I’ve been slacking off lately so to make up for it — a double feature.
This Is Where I Leave You
This new comedy/drama from director Shawn Levy and writer Jonathan Tropper is like a lesser version of last winter’s “August: Osage County.” The family is slightly less dysfunctional and the story is slightly less compelling. Still, I found it slightly more entertaining.
Jane Fonda stars as Hillary, matriarch of the Altman family. She’s a celebrity psychologist who naturally has caused his children all kinds of embarrassment by making them the subjects of her best-selling books. When her husband dies, the children are all called home to spend seven days sitting Shiva, per their father’s last wish.
Corey Stoll stars as Paul, the oldest son. He’s the no-nonsense, responsible one who has been running the family business. His wife Alice (Kathryn Hahn) desperately wants a baby. Since Paul has the least problems he gets the least amount of screen time.
Tina Fey plays daughter Wendy, stuck in a loveless marriage with two small children. Her true love is next-door-neighbor Horry (Timothy Olyphant), who suffered brain damage due to a car accident way back when they were dating.
Jason Bateman plays Judd, the central character of the piece. Judd’s life was actually going pretty well until the day his father died — which also happened to be the day he discovered his wife Quinn (Abigail Spencer) was cheating on him with his boss (Dax Shepard).

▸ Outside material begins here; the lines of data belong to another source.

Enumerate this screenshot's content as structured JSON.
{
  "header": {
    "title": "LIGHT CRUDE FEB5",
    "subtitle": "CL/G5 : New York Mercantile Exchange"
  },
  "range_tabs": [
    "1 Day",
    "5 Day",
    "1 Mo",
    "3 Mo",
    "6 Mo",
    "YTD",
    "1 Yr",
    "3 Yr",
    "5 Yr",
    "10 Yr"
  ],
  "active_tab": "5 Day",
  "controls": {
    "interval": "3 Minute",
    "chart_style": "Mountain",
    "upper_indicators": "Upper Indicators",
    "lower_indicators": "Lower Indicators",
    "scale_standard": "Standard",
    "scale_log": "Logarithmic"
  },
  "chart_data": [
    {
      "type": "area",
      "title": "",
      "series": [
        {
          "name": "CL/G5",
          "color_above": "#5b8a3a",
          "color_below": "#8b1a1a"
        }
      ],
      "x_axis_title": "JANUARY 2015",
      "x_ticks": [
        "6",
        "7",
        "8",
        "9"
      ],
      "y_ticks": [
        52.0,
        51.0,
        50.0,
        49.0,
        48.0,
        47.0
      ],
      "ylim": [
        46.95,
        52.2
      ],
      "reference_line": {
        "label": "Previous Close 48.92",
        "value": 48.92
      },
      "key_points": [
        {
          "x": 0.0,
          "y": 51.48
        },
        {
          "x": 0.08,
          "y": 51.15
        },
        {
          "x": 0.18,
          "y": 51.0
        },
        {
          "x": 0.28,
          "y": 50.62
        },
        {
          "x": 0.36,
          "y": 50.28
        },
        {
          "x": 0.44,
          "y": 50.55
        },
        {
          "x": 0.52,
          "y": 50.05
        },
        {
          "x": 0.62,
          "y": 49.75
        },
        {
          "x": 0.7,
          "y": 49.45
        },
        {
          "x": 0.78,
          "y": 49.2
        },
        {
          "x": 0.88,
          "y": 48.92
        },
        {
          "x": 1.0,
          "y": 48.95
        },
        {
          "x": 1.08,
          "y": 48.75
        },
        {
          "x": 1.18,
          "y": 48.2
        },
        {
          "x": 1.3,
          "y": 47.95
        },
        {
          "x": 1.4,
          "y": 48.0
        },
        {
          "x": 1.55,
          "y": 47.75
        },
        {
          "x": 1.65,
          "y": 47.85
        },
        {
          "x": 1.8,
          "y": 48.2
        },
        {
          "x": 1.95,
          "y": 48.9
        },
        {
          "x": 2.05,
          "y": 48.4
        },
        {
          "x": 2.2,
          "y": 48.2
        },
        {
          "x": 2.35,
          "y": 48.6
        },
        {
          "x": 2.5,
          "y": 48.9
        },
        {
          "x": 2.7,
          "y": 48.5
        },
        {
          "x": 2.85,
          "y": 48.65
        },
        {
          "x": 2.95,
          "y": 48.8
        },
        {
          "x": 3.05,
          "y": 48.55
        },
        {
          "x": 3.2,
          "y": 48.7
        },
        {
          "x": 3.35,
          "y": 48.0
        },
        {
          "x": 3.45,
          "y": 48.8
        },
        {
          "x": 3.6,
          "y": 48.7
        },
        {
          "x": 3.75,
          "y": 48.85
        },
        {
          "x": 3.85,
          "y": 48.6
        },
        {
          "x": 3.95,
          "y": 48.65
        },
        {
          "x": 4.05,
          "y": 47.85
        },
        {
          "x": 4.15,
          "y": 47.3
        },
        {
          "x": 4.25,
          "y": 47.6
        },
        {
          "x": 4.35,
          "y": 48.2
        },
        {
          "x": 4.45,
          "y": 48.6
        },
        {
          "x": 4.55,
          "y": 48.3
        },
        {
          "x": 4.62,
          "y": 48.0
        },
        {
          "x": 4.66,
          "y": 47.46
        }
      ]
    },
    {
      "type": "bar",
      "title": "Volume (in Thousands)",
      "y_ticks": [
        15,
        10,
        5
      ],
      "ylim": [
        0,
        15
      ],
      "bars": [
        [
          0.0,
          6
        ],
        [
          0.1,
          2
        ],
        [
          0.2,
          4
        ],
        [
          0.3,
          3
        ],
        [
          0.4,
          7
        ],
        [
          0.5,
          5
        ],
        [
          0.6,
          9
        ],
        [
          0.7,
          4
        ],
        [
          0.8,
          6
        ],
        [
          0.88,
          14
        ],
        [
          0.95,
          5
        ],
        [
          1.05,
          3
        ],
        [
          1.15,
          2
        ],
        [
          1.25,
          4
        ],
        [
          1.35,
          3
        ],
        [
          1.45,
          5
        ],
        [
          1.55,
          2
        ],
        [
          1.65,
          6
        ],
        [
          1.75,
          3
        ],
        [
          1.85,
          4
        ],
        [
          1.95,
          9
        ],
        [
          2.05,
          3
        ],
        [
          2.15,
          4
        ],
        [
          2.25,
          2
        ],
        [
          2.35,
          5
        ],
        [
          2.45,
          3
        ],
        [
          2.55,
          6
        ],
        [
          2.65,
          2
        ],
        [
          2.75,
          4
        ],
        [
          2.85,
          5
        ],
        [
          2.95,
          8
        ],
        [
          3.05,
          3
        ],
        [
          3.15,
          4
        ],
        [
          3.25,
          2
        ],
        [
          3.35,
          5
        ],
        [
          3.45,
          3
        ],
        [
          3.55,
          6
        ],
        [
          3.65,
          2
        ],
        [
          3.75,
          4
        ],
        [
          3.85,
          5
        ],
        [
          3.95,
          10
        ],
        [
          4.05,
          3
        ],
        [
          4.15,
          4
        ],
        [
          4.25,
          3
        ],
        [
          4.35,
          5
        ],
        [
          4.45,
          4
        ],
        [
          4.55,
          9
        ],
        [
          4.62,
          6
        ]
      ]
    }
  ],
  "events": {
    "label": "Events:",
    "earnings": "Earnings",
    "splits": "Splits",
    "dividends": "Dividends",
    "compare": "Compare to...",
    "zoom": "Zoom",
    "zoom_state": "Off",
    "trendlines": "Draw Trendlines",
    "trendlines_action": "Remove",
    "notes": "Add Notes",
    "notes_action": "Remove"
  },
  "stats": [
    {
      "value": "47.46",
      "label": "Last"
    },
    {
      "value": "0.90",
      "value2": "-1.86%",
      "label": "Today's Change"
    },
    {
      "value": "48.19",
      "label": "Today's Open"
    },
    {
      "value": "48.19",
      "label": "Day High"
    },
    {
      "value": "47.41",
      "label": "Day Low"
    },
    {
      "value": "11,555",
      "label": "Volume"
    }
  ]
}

Finally we have the youngest sibling, Phillip (Adam Driver). Phillip is immature and irresponsible. He arrives late for the funeral and brings with him a girlfriend. Tracy (Connie Britton) is a psychologist like mom. She’s significantly older than Phillip.
Take these characters, toss in an old flame of Judd’s (Rose Byrne), toss them around for seven days condensed into a couple of hours, and that’s your film. There are scenes to make you laugh, scenes to pull at your heartstrings, but it all felt pretty insubstantial. The emotional tug of the story wasn’t there.
If you’re a big fan of infidelity you’ll enjoy this movie. There’s a twist at the end that had me more confused than shocked because for the entire film I was assuming the woman who was around all the time was Hillary’s sister since she was never properly identified.
I did like the cast and they are the main selling point for “This Is Where I Leave You.” The actors deserved a better story.
The Maze Runner
After suffering through five “Twilight” movies I decided I was going to be far more selective before attending a film based on a young adult book series. Call it a moment of weakness or just a really slow few weeks of new releases, but I broke down and went to see “The Maze Runner.”
Based on the first book in a trilogy (thank God there are only three) by James Dashner, “The Maze Runner” takes place in a post-apocalyptic future where kids are being used and abused for the benefit of adults (see also, “The Hunger Games”). You’d think kids today would have enough to worry about with Ebola, ISIS, global warming and the inevitable collapse of Social Security.
Dylan O’Brien stars as Thomas, a teenager who awakes one day to find he’s on a freight elevator that deposits him in a large green field surrounded by other young men. Thomas has no memory of who his past life, an affliction everyone there shares.
Thomas’ new home, known as The Glade, is surrounded by tall, immense walls that open once in the morning and once at night. Behind the walls is an intricate maze that changes every night. There are also monsters — cyborg spiders known as Grievers– who wander the maze. No one knows what’s on the other side of the maze.
The teen and pre-teen males who populate The Glade have formed a somewhat self-sufficient society led by Alby (Aml Ameen) and his second-in-command Newt (Thomas Brodie-Sangster). Everyone has a role to play and at the top of the food chain are the maze runners — boys who go into the maze every morning and map out as much of it as they can before the gates close at night.
Not content to grow crops, Thomas wants to go into the maze and get to the other side. His rebellious actions create a great deal of trouble for the group but eventually he convinces enough of them to make a run for it.
“The Maze Runner” has a few things going for it. I liked the young cast and the design work of the maze and it’s surroundings. I was less impressed with the Grievers and the way most of the action sequences took place in the dark so you couldn’t make out what was going on.
But the film really falls apart when you get to the other side of the maze. I won’t blow the explanation here, let’s just say it left me slightly confused but mostly unimpressed.
And then the movie commits the ultimate sin for the first film in (what the filmmakers’ hope is) a franchise: it doesn’t come with a satisfying ending. After almost two hours we learn that we haven’t really watched a movie, we’ve just watched an extended trailer for the next movie.
Bad move. Always make that first film self-contained because you never know if you’re going to get to make that second film (see ‘Eragon” and “The Golden Compass,” among others). I should want to watch a sequel because I want to spend more time in this world and with these characters, not because I want to know what the point was of the previous film.